La guerra ilegal desatada por Trump y Netanyahu contra Irán ha devuelto al mundo a una realidad cruda: nuestra mesa depende del barril de petróleo. Ya ocurrió con la invasión también ilegal de Ucrania en 2022. Con los precios del crudo y sus derivados disparados, la crisis no solo se siente en la gasolinera, sino en el supermercado. La agricultura moderna es, en esencia, petróleo transformado en comida, y el eslabón más débil de esta cadena es la urea.

La urea es el componente principal de los fertilizantes nitrogenados que sostienen la producción masiva de alimentos. Actualmente, su fabricación depende del proceso Haber-Bosch, un sistema que consume ingentes cantidades de gas natural y petróleo. Esta dependencia no es casual; es el pilar de un modelo industrial centralizado que beneficia a las grandes corporaciones energéticas. Sin embargo, en medio de esta asfixia económica, emerge una alternativa tan antigua como la humanidad y tan disruptiva como la energía solar: el reciclaje de orina humana.

Científicamente, la orina es un "oro líquido" desperdiciado. Contiene la gran mayoría del nitrógeno, fósforo y potasio que nuestro cuerpo excreta. Mientras los países gastan fortunas importando fertilizantes sintéticos, desechamos diariamente toneladas de estos mismos nutrientes por el inodoro, contaminando de paso nuestros acuíferos.

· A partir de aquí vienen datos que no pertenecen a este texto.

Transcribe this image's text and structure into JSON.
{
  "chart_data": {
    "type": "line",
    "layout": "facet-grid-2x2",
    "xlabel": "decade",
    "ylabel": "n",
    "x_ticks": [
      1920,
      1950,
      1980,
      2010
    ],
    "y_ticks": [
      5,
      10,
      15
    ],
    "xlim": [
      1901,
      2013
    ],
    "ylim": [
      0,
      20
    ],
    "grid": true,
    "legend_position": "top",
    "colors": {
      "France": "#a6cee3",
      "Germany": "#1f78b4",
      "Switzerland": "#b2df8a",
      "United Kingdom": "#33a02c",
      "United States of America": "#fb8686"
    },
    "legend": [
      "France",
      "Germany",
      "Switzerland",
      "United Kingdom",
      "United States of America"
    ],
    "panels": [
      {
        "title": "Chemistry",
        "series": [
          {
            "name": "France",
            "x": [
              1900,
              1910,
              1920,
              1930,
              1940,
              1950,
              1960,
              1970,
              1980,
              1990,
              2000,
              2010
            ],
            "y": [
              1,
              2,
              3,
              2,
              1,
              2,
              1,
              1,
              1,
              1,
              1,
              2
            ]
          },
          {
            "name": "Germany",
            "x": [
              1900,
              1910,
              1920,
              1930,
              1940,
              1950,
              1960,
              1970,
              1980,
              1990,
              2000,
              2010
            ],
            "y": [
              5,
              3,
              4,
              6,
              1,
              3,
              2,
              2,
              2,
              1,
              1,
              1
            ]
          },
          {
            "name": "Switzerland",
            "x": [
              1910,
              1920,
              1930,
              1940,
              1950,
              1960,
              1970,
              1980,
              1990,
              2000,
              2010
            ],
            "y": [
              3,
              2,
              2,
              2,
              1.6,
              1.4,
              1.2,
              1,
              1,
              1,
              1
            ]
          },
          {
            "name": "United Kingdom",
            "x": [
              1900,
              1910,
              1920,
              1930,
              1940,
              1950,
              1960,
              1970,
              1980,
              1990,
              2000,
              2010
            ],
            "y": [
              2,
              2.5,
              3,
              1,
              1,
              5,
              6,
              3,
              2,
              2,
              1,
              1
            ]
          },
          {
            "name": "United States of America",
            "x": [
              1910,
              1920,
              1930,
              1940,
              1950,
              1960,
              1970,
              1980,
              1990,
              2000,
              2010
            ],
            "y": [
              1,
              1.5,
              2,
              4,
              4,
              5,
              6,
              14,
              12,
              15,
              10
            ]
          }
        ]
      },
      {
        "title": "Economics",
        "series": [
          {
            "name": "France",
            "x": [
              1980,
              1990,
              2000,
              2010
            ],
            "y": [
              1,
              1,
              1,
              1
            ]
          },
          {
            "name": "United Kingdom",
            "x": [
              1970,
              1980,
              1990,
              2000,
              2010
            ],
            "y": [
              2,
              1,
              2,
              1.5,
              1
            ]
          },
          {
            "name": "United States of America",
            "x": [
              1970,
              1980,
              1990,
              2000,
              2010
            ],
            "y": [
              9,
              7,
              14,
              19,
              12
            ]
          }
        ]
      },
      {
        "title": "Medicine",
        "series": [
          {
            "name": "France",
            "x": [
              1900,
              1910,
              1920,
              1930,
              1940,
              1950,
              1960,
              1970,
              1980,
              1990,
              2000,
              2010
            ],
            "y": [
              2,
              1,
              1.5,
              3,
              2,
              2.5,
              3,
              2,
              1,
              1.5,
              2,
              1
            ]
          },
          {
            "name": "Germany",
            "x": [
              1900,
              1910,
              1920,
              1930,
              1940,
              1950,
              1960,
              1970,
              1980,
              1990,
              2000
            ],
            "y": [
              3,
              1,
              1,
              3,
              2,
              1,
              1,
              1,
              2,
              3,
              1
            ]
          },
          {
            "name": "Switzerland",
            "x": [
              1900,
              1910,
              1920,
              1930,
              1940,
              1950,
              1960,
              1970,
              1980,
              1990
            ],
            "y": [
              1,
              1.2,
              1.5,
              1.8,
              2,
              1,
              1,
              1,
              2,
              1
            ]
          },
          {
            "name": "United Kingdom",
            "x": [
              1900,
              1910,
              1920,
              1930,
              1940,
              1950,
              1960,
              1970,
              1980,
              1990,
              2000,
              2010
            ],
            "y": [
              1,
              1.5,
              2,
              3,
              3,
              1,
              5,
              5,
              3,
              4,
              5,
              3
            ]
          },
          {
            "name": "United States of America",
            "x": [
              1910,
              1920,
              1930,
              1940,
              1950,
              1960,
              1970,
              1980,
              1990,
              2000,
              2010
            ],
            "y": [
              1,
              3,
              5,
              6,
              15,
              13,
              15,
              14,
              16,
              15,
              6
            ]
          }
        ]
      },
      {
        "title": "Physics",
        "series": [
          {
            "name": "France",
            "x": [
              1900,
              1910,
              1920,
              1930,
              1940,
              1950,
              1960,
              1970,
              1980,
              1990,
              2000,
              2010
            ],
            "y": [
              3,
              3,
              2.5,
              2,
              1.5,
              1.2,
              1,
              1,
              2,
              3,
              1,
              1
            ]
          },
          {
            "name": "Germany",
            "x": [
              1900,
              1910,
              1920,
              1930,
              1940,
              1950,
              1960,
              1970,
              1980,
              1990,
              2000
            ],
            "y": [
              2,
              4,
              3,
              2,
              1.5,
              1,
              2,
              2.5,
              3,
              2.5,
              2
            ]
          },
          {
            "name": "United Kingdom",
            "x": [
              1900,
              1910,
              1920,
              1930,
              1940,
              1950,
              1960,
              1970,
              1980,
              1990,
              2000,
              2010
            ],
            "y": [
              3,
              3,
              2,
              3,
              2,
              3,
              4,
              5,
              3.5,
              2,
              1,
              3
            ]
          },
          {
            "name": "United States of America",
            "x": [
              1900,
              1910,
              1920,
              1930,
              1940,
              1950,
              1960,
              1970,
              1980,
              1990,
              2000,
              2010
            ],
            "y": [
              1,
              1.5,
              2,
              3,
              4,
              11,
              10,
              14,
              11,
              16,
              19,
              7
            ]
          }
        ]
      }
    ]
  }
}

Proyectos vanguardistas en Europa, como el P2 GreeN (con ensayos pilotos activos en España en este 2026) o las investigaciones del ICTA-UAB en Barcelona, demuestran que es posible separar la orina en origen y transformarla en pellets o fertilizantes líquidos de alta calidad.

¿Por qué, entonces, no vemos camiones de recogida selectiva de orina en nuestras ciudades? La respuesta es política y estructural. La transición hacia fertilizantes biológicos encuentra la misma resistencia que las energías renovables: choca frontalmente con los intereses del lobby petrolero. Para estas empresas, la autonomía energética y alimentaria del ciudadano es una amenaza al monopolio del suministro. Implementar sistemas de saneamiento ecológico requeriría una reingeniería urbana que descentralizaría el poder, otorgando a las comunidades de vecinos, a los municipios, una soberanía real sobre sus recursos.

La tecnología está lista. Desde las granjas de Suiza que ya comercializan el fertilizante Aurin, hasta los edificios bioclimáticos españoles que riegan sus huertos con nutrientes recuperados, el modelo funciona. En un mundo donde el petróleo se utiliza como arma de guerra ilegal y chantaje económico, la revolución no solo está en las placas solares, sino también en nuestros baños. Recuperar nuestra urea no es solo un gesto ecológico; es un acto de resistencia geopolítica para garantizar que el precio de nuestra comida deje de decidirse en los despachos de las petroleras.